Just to expand on the low value of trauma, the military has surgeons supervise CRNAs in battlefield hospitals. Soldiers have few comorbidities, so the cookbook is a secure airway and transfusion to keep up with bleeding. Repeat.
More or less exactly this. Tube, blood/volume, air evac.
I did residency at a military hospital and saw very, very little trauma. I had to count things like elderly hip fractures as "trauma" to meet case log numbers.
🙂 Then I went to a small Navy hospital and did no trauma at all. Almost zero trauma at a community hospital where I was moonlighting. Then they deployed me to a Role 3 trauma center in Kandahar where we had multiple serious trauma patients almost every day. Mostly IED blast injuries, lots of traumatic amputations. Some vehicle accidents and occasional GSWs. It took me about 20 minutes to get up to speed on that kind of trauma anesthesia. I did get a week or so of "trauma refresher" lectures before deploying. Trauma is just not that complicated.

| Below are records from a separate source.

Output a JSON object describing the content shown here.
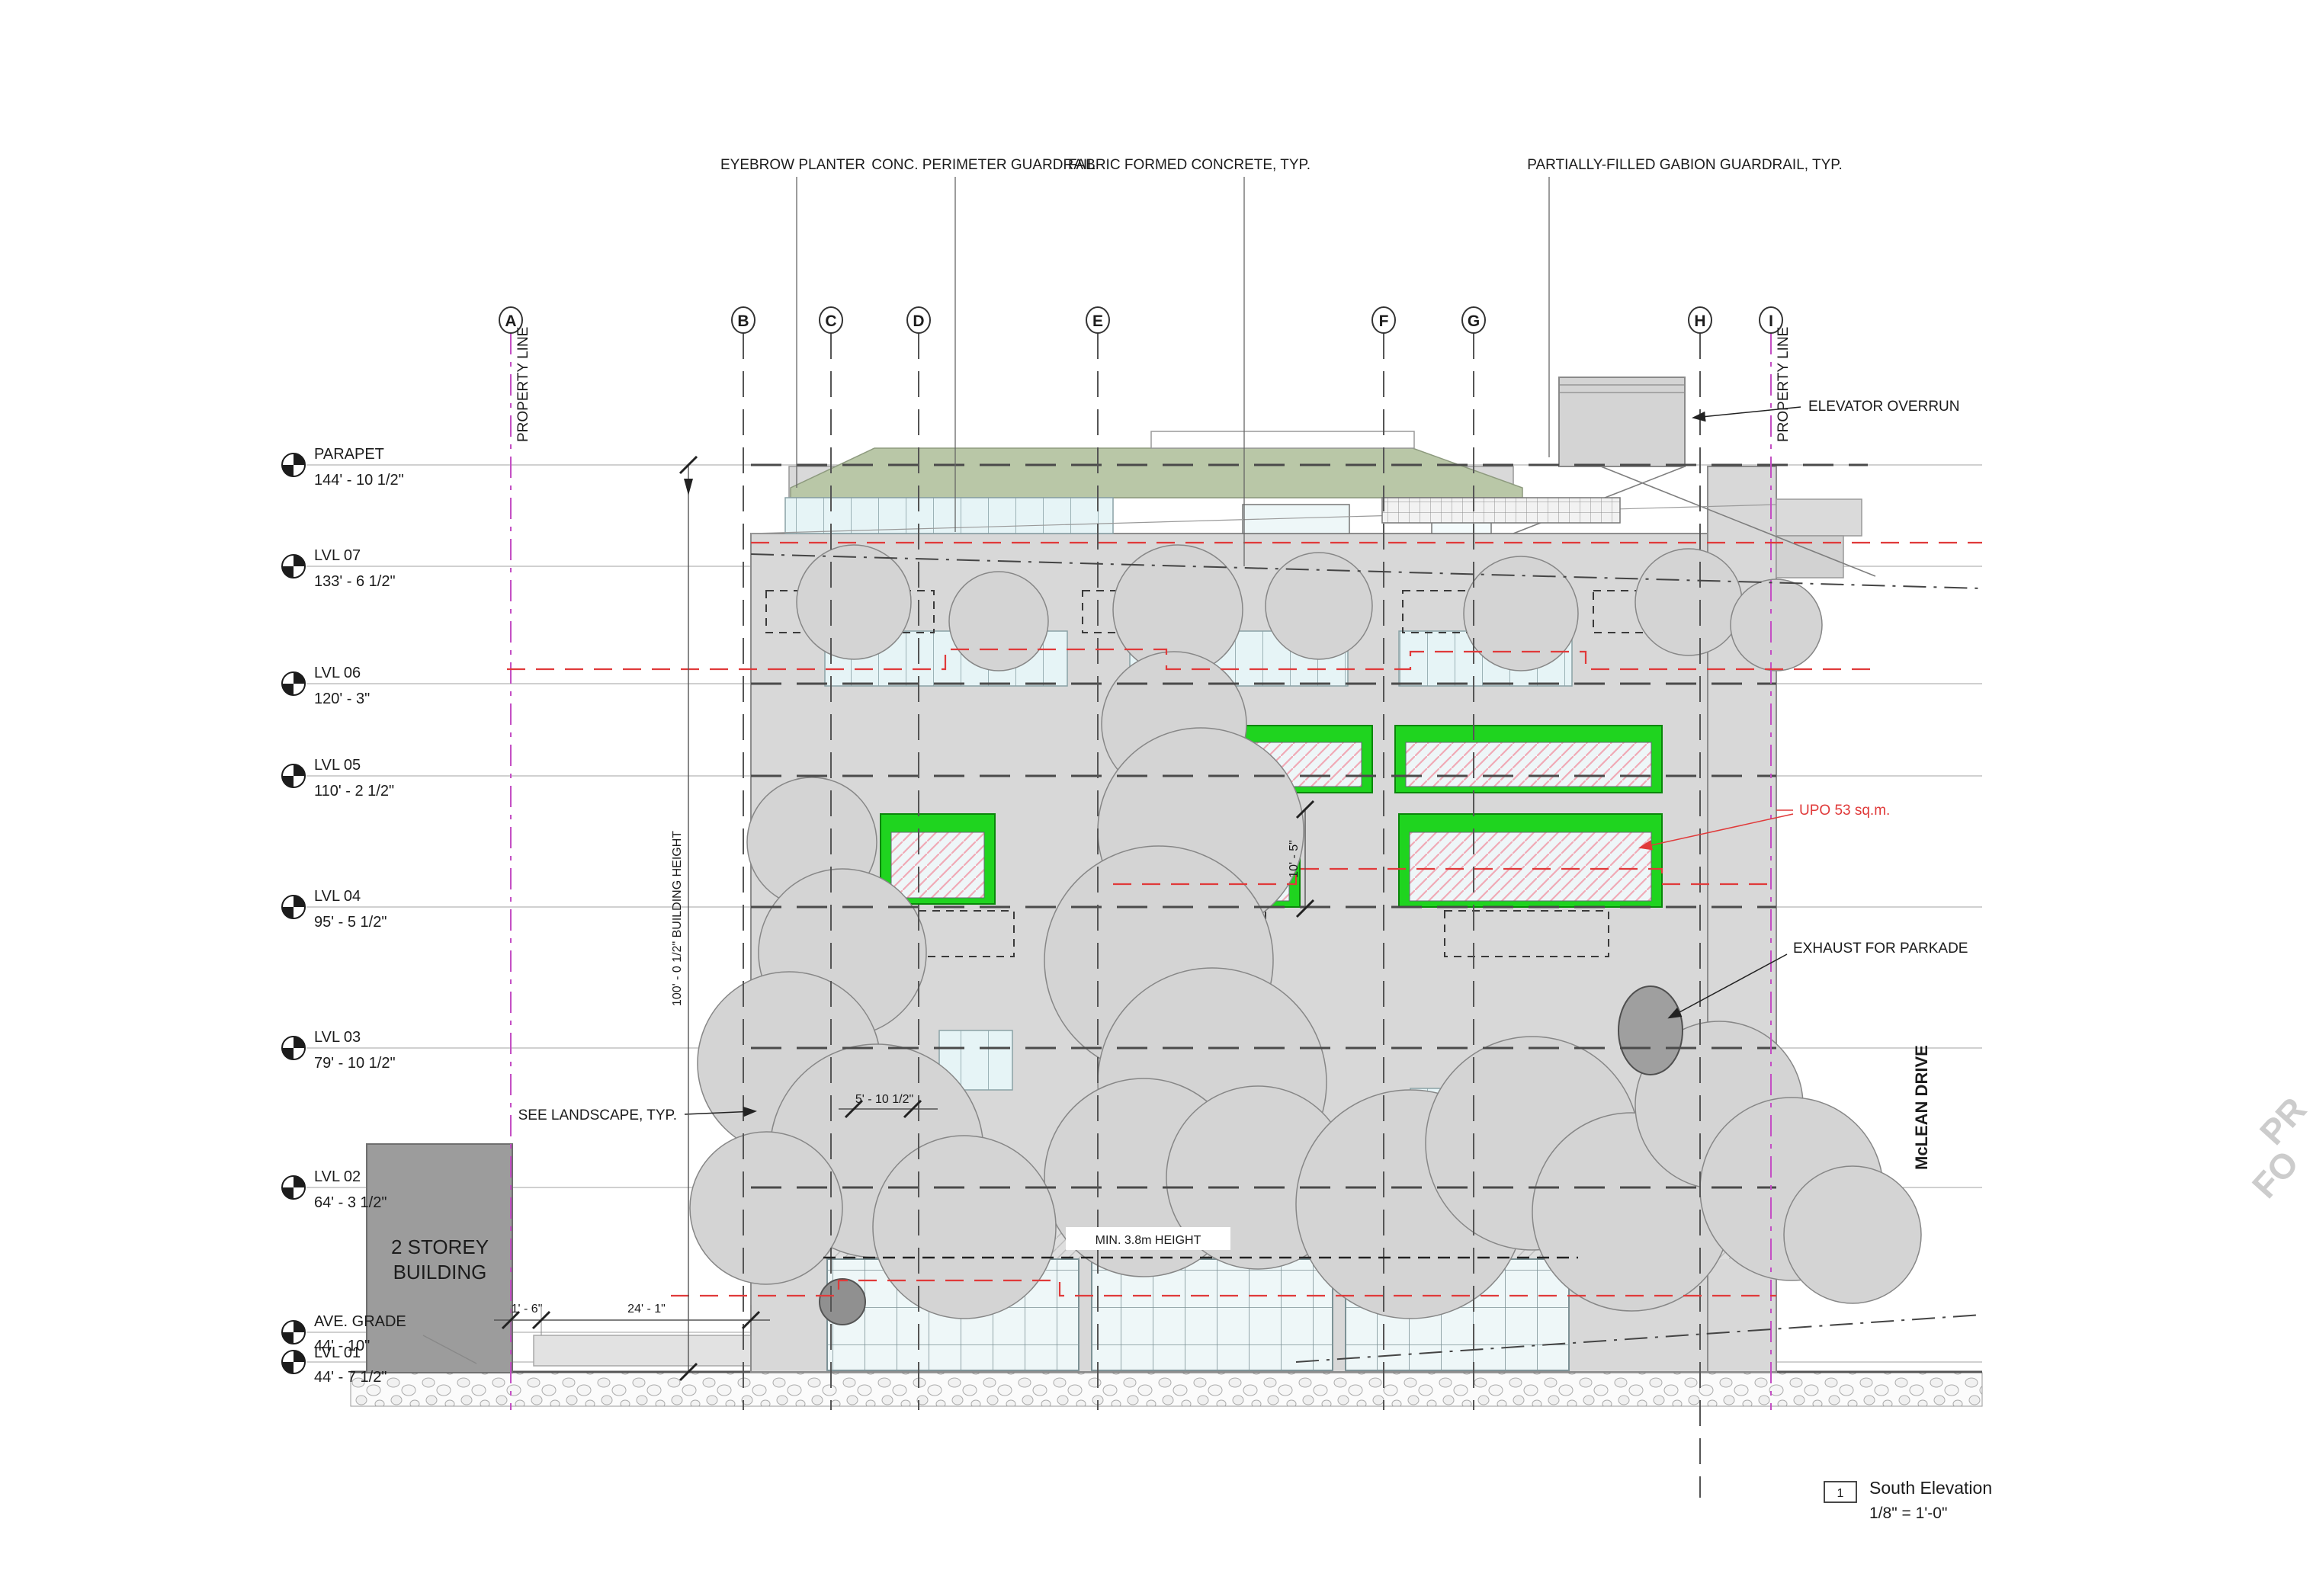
{
  "drawing": {
    "discipline": "architectural-elevation",
    "sheet_note": "South building elevation with grid lines, level datums and annotations"
  },
  "title_block": {
    "number": "1",
    "title": "South Elevation",
    "scale": "1/8\" = 1'-0\""
  },
  "top_annotations": [
    {
      "label": "EYEBROW PLANTER"
    },
    {
      "label": "CONC. PERIMETER GUARDRAIL"
    },
    {
      "label": "FABRIC FORMED CONCRETE, TYP."
    },
    {
      "label": "PARTIALLY-FILLED GABION GUARDRAIL, TYP."
    }
  ],
  "grid_bubbles": [
    {
      "label": "A"
    },
    {
      "label": "B"
    },
    {
      "label": "C"
    },
    {
      "label": "D"
    },
    {
      "label": "E"
    },
    {
      "label": "F"
    },
    {
      "label": "G"
    },
    {
      "label": "H"
    },
    {
      "label": "I"
    }
  ],
  "property_line": {
    "label_left": "PROPERTY LINE",
    "label_right": "PROPERTY LINE"
  },
  "levels": [
    {
      "name": "PARAPET",
      "elevation": "144' - 10 1/2\""
    },
    {
      "name": "LVL 07",
      "elevation": "133' - 6 1/2\""
    },
    {
      "name": "LVL 06",
      "elevation": "120' - 3\""
    },
    {
      "name": "LVL 05",
      "elevation": "110' - 2 1/2\""
    },
    {
      "name": "LVL 04",
      "elevation": "95' - 5 1/2\""
    },
    {
      "name": "LVL 03",
      "elevation": "79' - 10 1/2\""
    },
    {
      "name": "LVL 02",
      "elevation": "64' - 3 1/2\""
    },
    {
      "name": "AVE. GRADE",
      "elevation": "44' - 10\""
    },
    {
      "name": "LVL 01",
      "elevation": "44' - 7 1/2\""
    }
  ],
  "annotations": {
    "elevator_overrun": "ELEVATOR OVERRUN",
    "exhaust_parkade": "EXHAUST FOR PARKADE",
    "upo_area": "UPO 53 sq.m.",
    "see_landscape": "SEE LANDSCAPE, TYP.",
    "min_height": "MIN. 3.8m HEIGHT",
    "street_name": "McLEAN DRIVE",
    "neighbour_line1": "2 STOREY",
    "neighbour_line2": "BUILDING"
  },
  "dimensions": {
    "building_height": "100' - 0 1/2\"   BUILDING HEIGHT",
    "setback_24": "24' - 1\"",
    "setback_1_6": "1' - 6\"",
    "dim_5_10": "5' - 10 1/2\"",
    "dim_10_5": "10' - 5\""
  },
  "watermark": {
    "line1": "PR",
    "line2": "FO"
  },
  "colors": {
    "facade_gray": "#d8d8d8",
    "tree_gray": "#d4d4d4",
    "glazing_blue": "#e6f4f6",
    "upo_green": "#1fd41f",
    "annotation_red": "#e03a3a",
    "property_magenta": "#c44fc4",
    "green_roof": "#b9c7a7",
    "neighbour_gray": "#9c9c9c"
  }
}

Most deployed military CRNAs who are "supervised" by surgeons are mostly at echelon 2 facilities. (Very forward, small, surgical/resuscitation teams. Typically a dozen or fewer people, no holding capacity, damage control surgery and near-immediate air evac.)

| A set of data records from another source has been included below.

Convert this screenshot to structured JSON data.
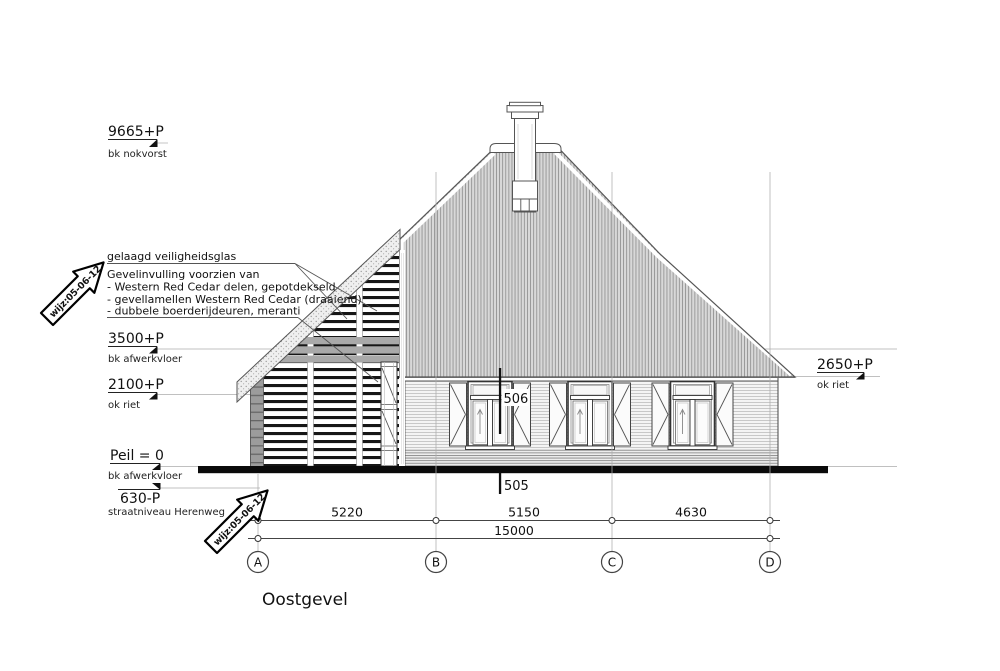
{
  "title": "Oostgevel",
  "levels": {
    "nokvorst": {
      "value": "9665+P",
      "label": "bk nokvorst"
    },
    "afwerkvloer": {
      "value": "3500+P",
      "label": "bk afwerkvloer"
    },
    "okriet_left": {
      "value": "2100+P",
      "label": "ok riet"
    },
    "peil": {
      "value": "Peil = 0",
      "label": "bk afwerkvloer"
    },
    "straatniveau": {
      "value": "630-P",
      "label": "straatniveau Herenweg"
    },
    "okriet_right": {
      "value": "2650+P",
      "label": "ok riet"
    }
  },
  "annotations": {
    "glass": "gelaagd veiligheidsglas",
    "infill_title": "Gevelinvulling voorzien van",
    "infill_items": [
      "- Western Red Cedar delen, gepotdekseld",
      "- gevellamellen Western Red Cedar (draaiend)",
      "- dubbele boerderijdeuren, meranti"
    ]
  },
  "revision_stamp": "wijz:05-06-12",
  "section_markers": {
    "upper": "506",
    "lower": "505"
  },
  "dimensions": {
    "segments": [
      "5220",
      "5150",
      "4630"
    ],
    "total": "15000"
  },
  "grid_labels": [
    "A",
    "B",
    "C",
    "D"
  ],
  "colors": {
    "line": "#555555",
    "ground_bar": "#0a0a0a",
    "roof_fill": "#d8d8d8",
    "roof_hatch": "#949494",
    "louvre_dark": "#161616",
    "gray_band": "#a9a9a9",
    "faint_line": "#c0c0c0",
    "grid_line": "#adadad"
  }
}
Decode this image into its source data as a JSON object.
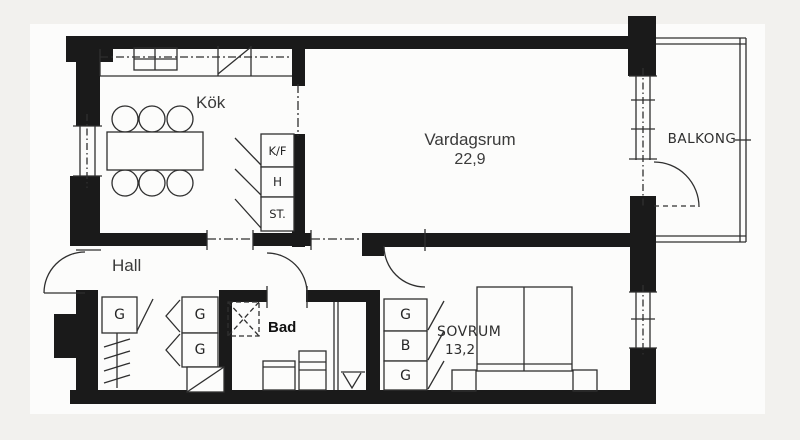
{
  "title": "apartment-floor-plan",
  "rooms": {
    "kitchen": {
      "label": "Kök"
    },
    "living": {
      "label": "Vardagsrum",
      "area": "22,9"
    },
    "balcony": {
      "label": "BALKONG"
    },
    "hall": {
      "label": "Hall"
    },
    "bathroom": {
      "label": "Bad"
    },
    "bedroom": {
      "label": "SOVRUM",
      "area": "13,2"
    }
  },
  "fixtures": {
    "fridge_freezer": "K/F",
    "shelf": "H",
    "cleaning_closet": "ST.",
    "hall_wardrobe_left": "G",
    "hall_wardrobe_mid_1": "G",
    "hall_wardrobe_mid_2": "G",
    "bedroom_wardrobe_1": "G",
    "bedroom_linen": "B",
    "bedroom_wardrobe_2": "G"
  },
  "colors": {
    "wall": "#1a1a1a",
    "line": "#2f2f2f",
    "paper": "#fcfcfb",
    "background": "#f2f1ee"
  }
}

The next step up (role 3 facilities) in those areas are generally far more completely staffed and have anesthesiologists.

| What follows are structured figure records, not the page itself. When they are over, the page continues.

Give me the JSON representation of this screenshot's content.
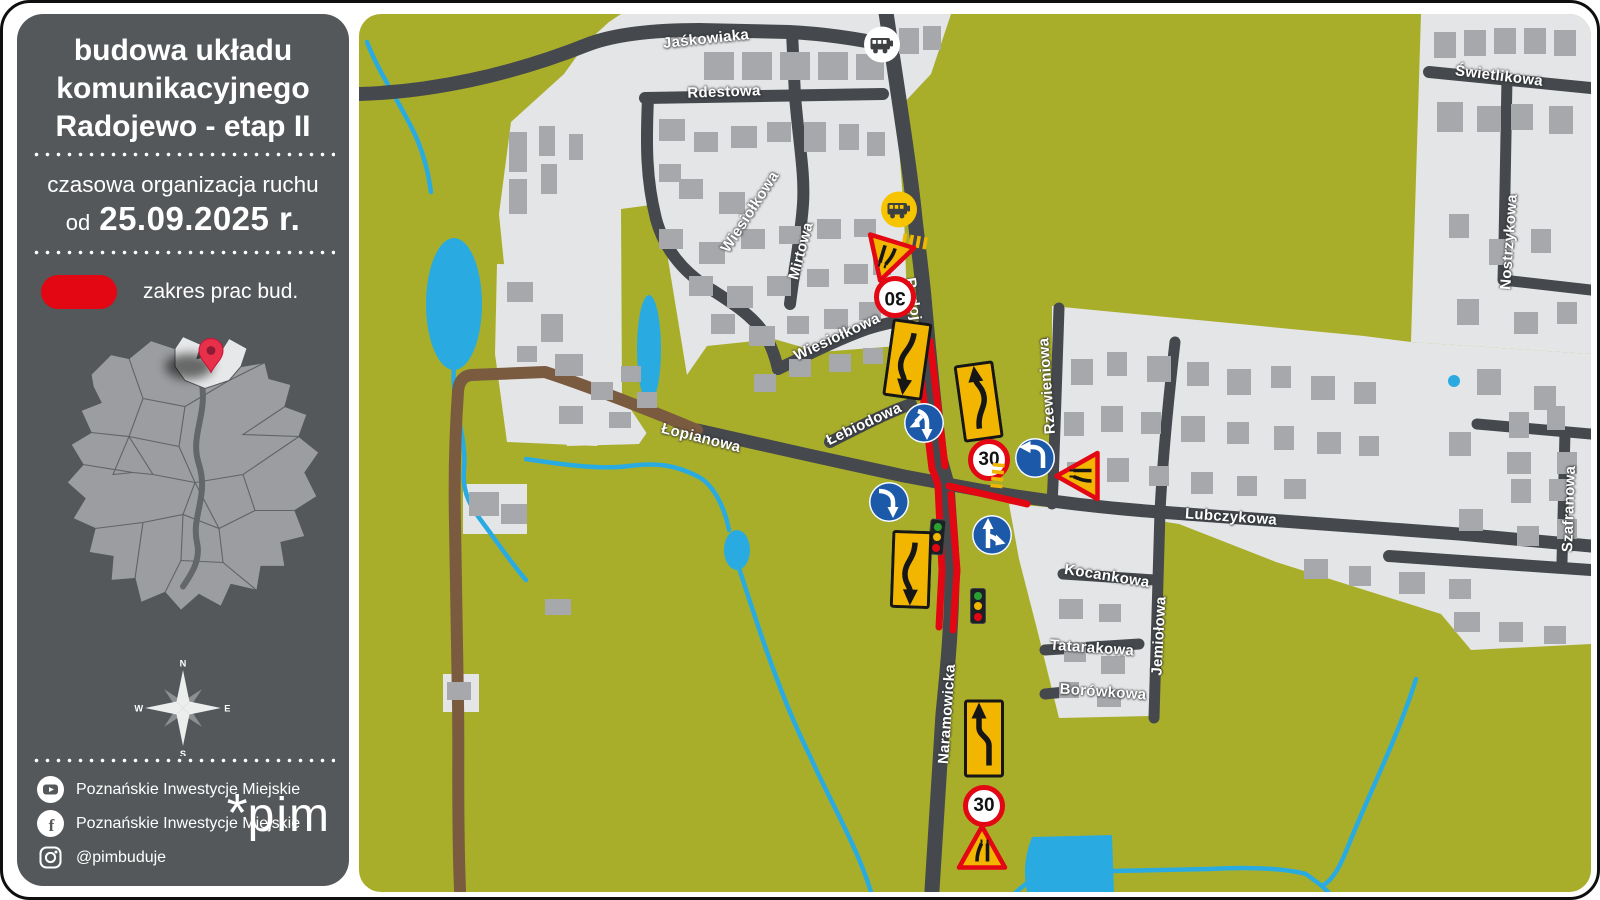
{
  "sidebar": {
    "title_lines": [
      "budowa układu",
      "komunikacyjnego",
      "Radojewo - etap II"
    ],
    "subtitle": "czasowa organizacja ruchu",
    "date_prefix": "od",
    "date": "25.09.2025 r.",
    "legend_label": "zakres prac bud.",
    "compass": {
      "n": "N",
      "e": "E",
      "s": "S",
      "w": "W"
    },
    "social": [
      {
        "icon": "youtube-icon",
        "label": "Poznańskie Inwestycje Miejskie"
      },
      {
        "icon": "facebook-icon",
        "label": "Poznańskie Inwestycje Miejskie"
      },
      {
        "icon": "instagram-icon",
        "label": "@pimbuduje"
      }
    ],
    "logo": {
      "asterisk": "*",
      "text": "pim"
    }
  },
  "map": {
    "colors": {
      "field_green": "#a9ae2a",
      "urban_gray": "#e4e5e7",
      "building_gray": "#a6a8ab",
      "road_dark": "#45494d",
      "dirt_brown": "#7a5b40",
      "water_blue": "#29abe2",
      "works_red": "#e30613",
      "sign_yellow": "#f2b600",
      "sign_blue": "#1c5aa9"
    },
    "streets": [
      {
        "name": "Jaśkowiaka",
        "x": 347,
        "y": 25,
        "rot": -6
      },
      {
        "name": "Rdestowa",
        "x": 365,
        "y": 78,
        "rot": -2
      },
      {
        "name": "Wiesiołkowa",
        "x": 391,
        "y": 198,
        "rot": -57
      },
      {
        "name": "Mirtowa",
        "x": 442,
        "y": 237,
        "rot": -75
      },
      {
        "name": "Wiesiołkowa",
        "x": 478,
        "y": 323,
        "rot": -25
      },
      {
        "name": "Radojewo",
        "x": 556,
        "y": 300,
        "rot": 82
      },
      {
        "name": "Łebiodowa",
        "x": 505,
        "y": 410,
        "rot": -25
      },
      {
        "name": "Łopianowa",
        "x": 342,
        "y": 424,
        "rot": 14
      },
      {
        "name": "Rzewieniowa",
        "x": 688,
        "y": 372,
        "rot": -94
      },
      {
        "name": "Lubczykowa",
        "x": 872,
        "y": 503,
        "rot": 4
      },
      {
        "name": "Kocankowa",
        "x": 748,
        "y": 562,
        "rot": 9
      },
      {
        "name": "Jemiołowa",
        "x": 800,
        "y": 622,
        "rot": -87
      },
      {
        "name": "Tatarakowa",
        "x": 733,
        "y": 634,
        "rot": 4
      },
      {
        "name": "Borówkowa",
        "x": 744,
        "y": 678,
        "rot": 4
      },
      {
        "name": "Naramowicka",
        "x": 588,
        "y": 700,
        "rot": -86
      },
      {
        "name": "Świetlikowa",
        "x": 1140,
        "y": 62,
        "rot": 7
      },
      {
        "name": "Nostrzykowa",
        "x": 1150,
        "y": 228,
        "rot": -86
      },
      {
        "name": "Szafranowa",
        "x": 1210,
        "y": 495,
        "rot": -88
      }
    ],
    "signs": [
      {
        "type": "bus",
        "variant": "white",
        "x": 523,
        "y": 33,
        "rot": 0
      },
      {
        "type": "bus",
        "variant": "yellow",
        "x": 540,
        "y": 198,
        "rot": 0
      },
      {
        "type": "crosswalk",
        "variant": "",
        "x": 556,
        "y": 230,
        "rot": 10
      },
      {
        "type": "triangle",
        "variant": "narrow",
        "x": 528,
        "y": 244,
        "rot": 197
      },
      {
        "type": "speed",
        "value": "30",
        "x": 536,
        "y": 283,
        "rot": 180
      },
      {
        "type": "plate",
        "variant": "s-down",
        "x": 548,
        "y": 348,
        "rot": 8
      },
      {
        "type": "plate",
        "variant": "s-up",
        "x": 620,
        "y": 390,
        "rot": -8
      },
      {
        "type": "blue",
        "variant": "fork-down-left",
        "x": 565,
        "y": 409,
        "rot": 0
      },
      {
        "type": "speed",
        "value": "30",
        "x": 630,
        "y": 446,
        "rot": 0
      },
      {
        "type": "blue",
        "variant": "turn-left",
        "x": 676,
        "y": 444,
        "rot": 0
      },
      {
        "type": "triangle",
        "variant": "narrow",
        "x": 721,
        "y": 462,
        "rot": -90
      },
      {
        "type": "crosswalk",
        "variant": "",
        "x": 636,
        "y": 462,
        "rot": 96
      },
      {
        "type": "blue",
        "variant": "bend-right",
        "x": 530,
        "y": 488,
        "rot": 0
      },
      {
        "type": "tlight",
        "variant": "",
        "x": 578,
        "y": 523,
        "rot": 5
      },
      {
        "type": "blue",
        "variant": "fork-up-right",
        "x": 633,
        "y": 521,
        "rot": 0
      },
      {
        "type": "plate",
        "variant": "s-down",
        "x": 552,
        "y": 558,
        "rot": 2
      },
      {
        "type": "tlight",
        "variant": "",
        "x": 619,
        "y": 592,
        "rot": 0
      },
      {
        "type": "plate",
        "variant": "shift-up",
        "x": 625,
        "y": 727,
        "rot": 0
      },
      {
        "type": "speed",
        "value": "30",
        "x": 625,
        "y": 792,
        "rot": 0
      },
      {
        "type": "triangle",
        "variant": "narrow",
        "x": 623,
        "y": 836,
        "rot": 0
      }
    ]
  }
}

A great deal of battlefield trauma overflies those role 2 tents straight for the role 3 centers.
The amount of independent work military CRNAs do is vastly, vastly overstated. It's a big part of AANA propaganda, but they're not nearly as independent as they pretend to be. Even at the CONUS hospitals where they are "independent" they're doing the cases that get triaged to them by whichever anesthesiologist is making the schedule.